Explore what CEOs and boards in India expect from CHROs in 2026, from AI-ready workforce strategy and GCC talent planning to succession, culture, and business-aligned HR leadership.
In 2026, the CHRO in India is no longer expected to function only as the custodian of HR operations. The role has become far more strategic. CEOs and boards now want CHROs who can influence business growth, build future-ready leadership, strengthen culture, and prepare the workforce for AI-led transformation. This shift mirrors broader leadership priorities: recent 2026 CEO research shows that adopting AI, driving revenue growth, and attracting top talent are among the top executive priorities, with leaders also placing growing emphasis on AI governance, ethics, and risk.
For Indian businesses, this expectation is even more pronounced. With GCC expansion, digital transformation, leadership churn, and increasing pressure on productivity, CHROs are being evaluated not just on hiring outcomes but on enterprise value creation. That is why the CHRO agenda in India is becoming closely tied to business resilience, succession depth, and workforce strategy.
Indian CEOs and boards want CHROs who understand numbers, market shifts, capability gaps, and growth priorities. HR can no longer operate in a silo. The boardroom now expects CHROs to translate talent strategy into business impact. This means CHROs must move beyond reporting attrition rates and engagement scores in isolation. They are expected to explain how talent decisions affect growth, productivity, customer outcomes, innovation, and risk management. SHRM’s 2026 CEO research explicitly ties workforce strategy to revenue objectives and digital transformation, reflecting the growing demand for commercially minded HR leadership.
AI is no longer a future discussion. It is a current business mandate. CEOs across markets are increasingly asking whether their organizations are transforming fast enough to keep pace with technology, including AI. PwC’s 2026 CEO findings show that many CEOs are already seeing revenue gains and cost benefits from AI, though returns remain uneven, making workforce execution and change management even more important. That is where the CHRO comes in.
For companies in BFSI, real estate, fintech, and GCC-led ecosystems, this expectation is particularly relevant. CHROs are increasingly being asked to build an AI-ready workforce, not just support training calendars.
India’s GCC story is also reshaping CHRO expectations. EY’s recent India research shows that GCCs are evolving from cost-driven delivery units into innovation-led strategic hubs, with mature centers focusing more on access to talent, innovation, digital transformation, and enterprise impact. This has major implications for HR leadership. Boards and CEOs now expect CHROs to build a differentiated employee value proposition, attract niche digital talent, and improve leadership depth in highly competitive talent markets such as Bengaluru, Hyderabad, Pune, Gurugram, and Mumbai. In many cases, CHROs are also expected to help GCCs move from capability to influence inside the enterprise.
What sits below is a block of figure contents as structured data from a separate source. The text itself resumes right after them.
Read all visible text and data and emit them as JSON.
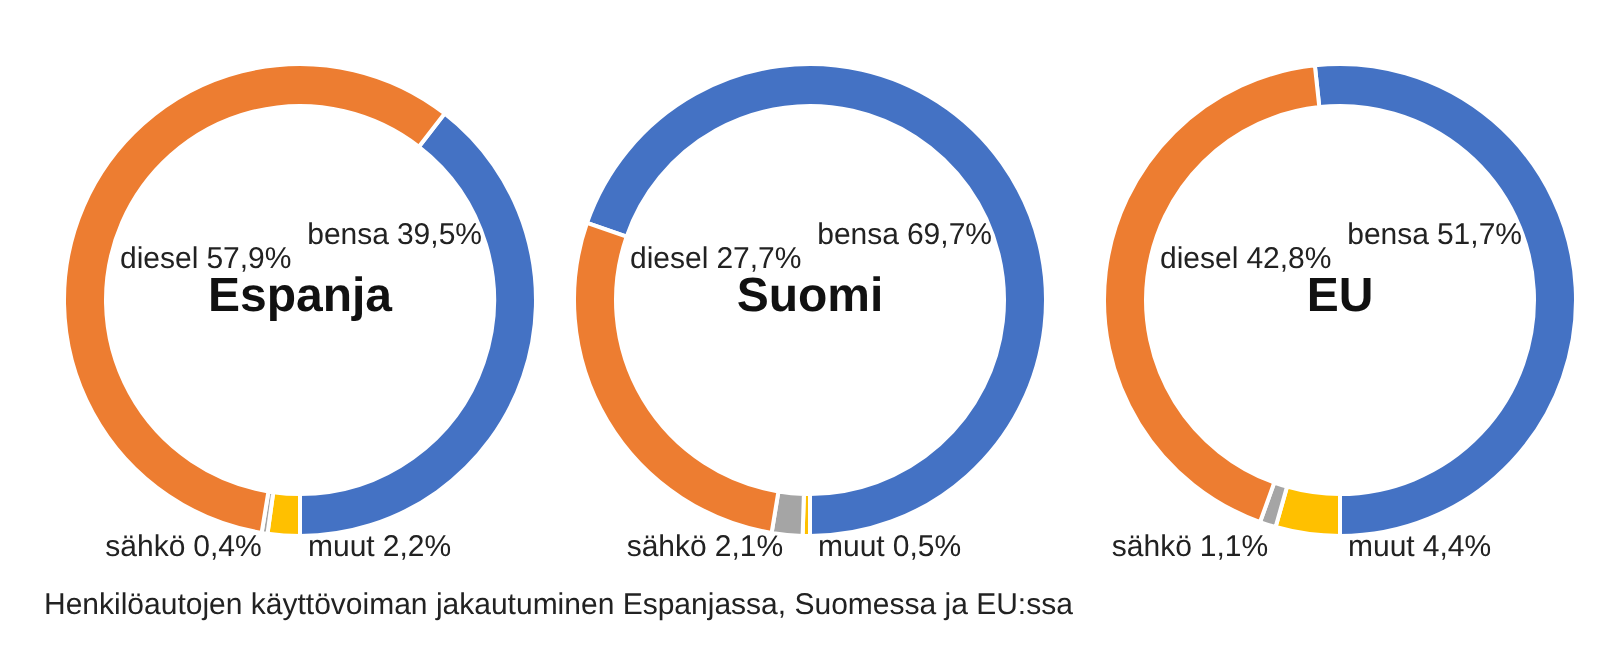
{
  "chart_data": [
    {
      "type": "donut",
      "title": "Espanja",
      "categories": [
        "bensa",
        "muut",
        "sähkö",
        "diesel"
      ],
      "values": [
        39.5,
        2.2,
        0.4,
        57.9
      ],
      "colors": [
        "#4472c4",
        "#ffc000",
        "#a5a5a5",
        "#ed7d31"
      ],
      "value_labels": [
        "39,5%",
        "2,2%",
        "0,4%",
        "57,9%"
      ],
      "legend": false,
      "annotations": [
        "Henkilöautojen käyttövoiman jakautuminen Espanjassa, Suomessa ja EU:ssa"
      ]
    },
    {
      "type": "donut",
      "title": "Suomi",
      "categories": [
        "bensa",
        "muut",
        "sähkö",
        "diesel"
      ],
      "values": [
        69.7,
        0.5,
        2.1,
        27.7
      ],
      "colors": [
        "#4472c4",
        "#ffc000",
        "#a5a5a5",
        "#ed7d31"
      ],
      "value_labels": [
        "69,7%",
        "0,5%",
        "2,1%",
        "27,7%"
      ],
      "legend": false
    },
    {
      "type": "donut",
      "title": "EU",
      "categories": [
        "bensa",
        "muut",
        "sähkö",
        "diesel"
      ],
      "values": [
        51.7,
        4.4,
        1.1,
        42.8
      ],
      "colors": [
        "#4472c4",
        "#ffc000",
        "#a5a5a5",
        "#ed7d31"
      ],
      "value_labels": [
        "51,7%",
        "4,4%",
        "1,1%",
        "42,8%"
      ],
      "legend": false
    }
  ]
}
Boards in India are becoming increasingly sensitive to leadership continuity. With business transformation accelerating, companies need future-ready leaders who can manage ambiguity, growth, compliance, and technological disruption simultaneously. That is why succession planning is no longer an annual HR exercise. It is a board-level priority. CHROs are expected to identify internal successors early, build leadership pipelines below the C-suite, and ensure the organization has the bench strength needed for scale.
In 2026, culture is not being judged by intent alone. CEOs and boards want culture to enable execution. In India’s fast-moving talent market, CHROs are expected to create workplaces that support accountability, adaptability, trust, and sustainable performance. This is especially important as companies balance hybrid work, AI disruption, employee expectations, and leadership fatigue. A strong culture today is one that can retain high performers, support transformation, and reinforce business discipline.
What CEOs and boards in India expect from CHROs in 2026 is clear: stronger business alignment, smarter workforce planning, sharper succession strategy, stronger culture, and real contribution to growth. For firms building leadership pipelines in sectors such as BFSI, real estate, fintech, and GCCs, the CHRO is now a strategic partner in enterprise success. The leaders who will stand out are those who can connect talent strategy, AI transformation, leadership development, and business outcomes into a single compelling boardroom narrative.